Policy makers in developing countries face difficult choices when it comes to designing court institutions for settling land disputes. On the one hand, the state court systems are often overburdened with cases. They are often also too expensive to access for most citizens, in particular for women. In other words, to increase the number of courts and reducing the fees may not be a real option in cash-strapped countries with poor populations. Different approaches are required. However, the alternatives may be easier to access, but they often have other unintended consequences.
I was reminded about the dilemma when I read the article Government must consult rural women on the Traditional Court Bill, which criticises the South African government’s decision to vest responsibility over land disputes in customary authorities. A similar critique is raised in the book Land, Power and Custom: Controversies Generated by South Africa's Communal Land Rights Act by Aninka Claassens and Ben Cousins. It describes the customary authorities as being patriarchal and criticizes them for drawing on a repertoire of practices that discriminate against women. Another scholar, Richard Crook, based on his research in Ghana, also warns us against the romanticisation of traditional or customary institutions in his conference paper The state and local justice in Ghana: hybridity, legitimacy and popular values.

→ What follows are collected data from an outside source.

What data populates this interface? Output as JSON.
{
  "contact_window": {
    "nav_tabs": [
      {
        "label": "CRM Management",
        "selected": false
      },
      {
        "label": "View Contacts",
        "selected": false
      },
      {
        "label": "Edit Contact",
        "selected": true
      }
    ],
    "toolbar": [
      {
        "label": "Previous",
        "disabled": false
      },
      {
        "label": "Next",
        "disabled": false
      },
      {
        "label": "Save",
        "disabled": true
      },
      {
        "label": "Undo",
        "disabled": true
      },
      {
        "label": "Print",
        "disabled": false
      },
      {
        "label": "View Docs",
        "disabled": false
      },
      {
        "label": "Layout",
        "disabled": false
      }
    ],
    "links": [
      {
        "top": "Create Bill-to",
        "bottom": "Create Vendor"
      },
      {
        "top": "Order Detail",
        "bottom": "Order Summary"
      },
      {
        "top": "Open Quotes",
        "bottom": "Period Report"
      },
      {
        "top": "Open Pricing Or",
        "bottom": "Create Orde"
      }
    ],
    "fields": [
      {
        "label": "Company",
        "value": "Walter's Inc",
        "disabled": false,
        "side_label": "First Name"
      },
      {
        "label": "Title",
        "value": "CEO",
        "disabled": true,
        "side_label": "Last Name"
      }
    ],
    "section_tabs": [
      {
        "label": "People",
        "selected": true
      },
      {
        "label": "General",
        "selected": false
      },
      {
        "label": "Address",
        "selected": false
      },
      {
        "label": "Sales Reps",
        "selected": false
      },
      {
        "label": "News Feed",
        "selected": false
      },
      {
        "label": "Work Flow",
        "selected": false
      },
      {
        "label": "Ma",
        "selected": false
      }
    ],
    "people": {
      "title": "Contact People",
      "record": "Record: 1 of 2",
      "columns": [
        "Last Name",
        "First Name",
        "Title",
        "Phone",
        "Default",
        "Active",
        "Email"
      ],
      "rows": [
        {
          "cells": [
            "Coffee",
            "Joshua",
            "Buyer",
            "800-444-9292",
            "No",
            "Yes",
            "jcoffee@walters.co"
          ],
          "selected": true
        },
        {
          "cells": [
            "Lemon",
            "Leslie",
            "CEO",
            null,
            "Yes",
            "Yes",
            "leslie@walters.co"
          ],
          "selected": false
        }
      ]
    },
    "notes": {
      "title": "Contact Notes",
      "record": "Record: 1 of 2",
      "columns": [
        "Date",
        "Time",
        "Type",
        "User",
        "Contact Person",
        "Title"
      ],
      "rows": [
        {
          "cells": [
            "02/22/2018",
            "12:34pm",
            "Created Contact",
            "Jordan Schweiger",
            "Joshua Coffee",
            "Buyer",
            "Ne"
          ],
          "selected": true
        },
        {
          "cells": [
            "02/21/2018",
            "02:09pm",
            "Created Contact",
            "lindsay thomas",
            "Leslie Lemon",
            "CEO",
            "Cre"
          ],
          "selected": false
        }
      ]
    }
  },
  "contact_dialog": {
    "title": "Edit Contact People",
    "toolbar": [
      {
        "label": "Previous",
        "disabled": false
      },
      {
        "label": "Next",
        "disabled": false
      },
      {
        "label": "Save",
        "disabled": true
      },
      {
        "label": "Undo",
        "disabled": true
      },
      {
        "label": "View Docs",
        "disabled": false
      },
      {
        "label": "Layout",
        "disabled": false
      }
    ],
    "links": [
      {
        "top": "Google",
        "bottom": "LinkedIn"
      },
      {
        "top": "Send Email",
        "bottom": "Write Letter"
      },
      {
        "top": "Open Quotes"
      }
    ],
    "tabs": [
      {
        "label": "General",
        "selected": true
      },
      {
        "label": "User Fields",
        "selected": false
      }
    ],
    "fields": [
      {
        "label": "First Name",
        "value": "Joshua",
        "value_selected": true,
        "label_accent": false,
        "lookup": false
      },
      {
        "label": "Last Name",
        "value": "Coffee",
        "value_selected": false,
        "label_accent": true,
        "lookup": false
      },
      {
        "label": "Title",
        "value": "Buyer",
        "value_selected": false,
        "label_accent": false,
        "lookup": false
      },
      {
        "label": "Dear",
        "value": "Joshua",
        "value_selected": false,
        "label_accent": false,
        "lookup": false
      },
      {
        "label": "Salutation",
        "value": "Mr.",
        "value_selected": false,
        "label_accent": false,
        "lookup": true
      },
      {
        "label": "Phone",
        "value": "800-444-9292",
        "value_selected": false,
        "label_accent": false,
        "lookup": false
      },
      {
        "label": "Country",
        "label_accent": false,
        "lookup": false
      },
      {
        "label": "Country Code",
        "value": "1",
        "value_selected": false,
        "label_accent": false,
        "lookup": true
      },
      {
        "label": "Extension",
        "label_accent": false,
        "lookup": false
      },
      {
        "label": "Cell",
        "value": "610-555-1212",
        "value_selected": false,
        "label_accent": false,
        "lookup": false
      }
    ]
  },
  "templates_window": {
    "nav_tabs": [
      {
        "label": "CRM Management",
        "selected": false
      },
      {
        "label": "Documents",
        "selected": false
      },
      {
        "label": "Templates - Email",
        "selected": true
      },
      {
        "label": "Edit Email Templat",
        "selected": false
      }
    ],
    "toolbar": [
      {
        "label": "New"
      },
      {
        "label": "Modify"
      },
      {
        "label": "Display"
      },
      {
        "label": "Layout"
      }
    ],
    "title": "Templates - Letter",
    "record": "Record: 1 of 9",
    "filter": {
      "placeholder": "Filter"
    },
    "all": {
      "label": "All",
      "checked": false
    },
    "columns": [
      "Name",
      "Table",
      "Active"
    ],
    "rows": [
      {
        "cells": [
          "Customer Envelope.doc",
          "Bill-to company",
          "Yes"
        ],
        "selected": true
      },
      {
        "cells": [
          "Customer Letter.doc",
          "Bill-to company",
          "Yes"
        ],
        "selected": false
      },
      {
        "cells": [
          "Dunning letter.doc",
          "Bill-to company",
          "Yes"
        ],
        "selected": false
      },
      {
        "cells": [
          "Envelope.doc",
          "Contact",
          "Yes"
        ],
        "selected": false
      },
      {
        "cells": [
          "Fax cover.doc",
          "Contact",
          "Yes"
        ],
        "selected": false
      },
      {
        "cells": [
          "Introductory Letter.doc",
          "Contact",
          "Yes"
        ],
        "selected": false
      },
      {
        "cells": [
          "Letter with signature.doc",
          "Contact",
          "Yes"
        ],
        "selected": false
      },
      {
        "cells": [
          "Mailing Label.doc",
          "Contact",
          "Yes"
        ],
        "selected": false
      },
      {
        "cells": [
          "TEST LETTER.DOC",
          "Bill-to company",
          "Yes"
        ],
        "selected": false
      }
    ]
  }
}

In Tanzania, the government in the 1999 Village Land Act and the 2002 Courts (Land Disputes Settlements) Act chose a middle way, prescribing the establishment of village land councils made up, not of professionals, but of appointed laymen and women. The acts also recognized the role of traditional authorities in settling land disputes, but prohibited all gender-discriminatory practices. In theory, these laws and regulations are sound and pragmatic. What the authorities do in practice, however, may be a different matter.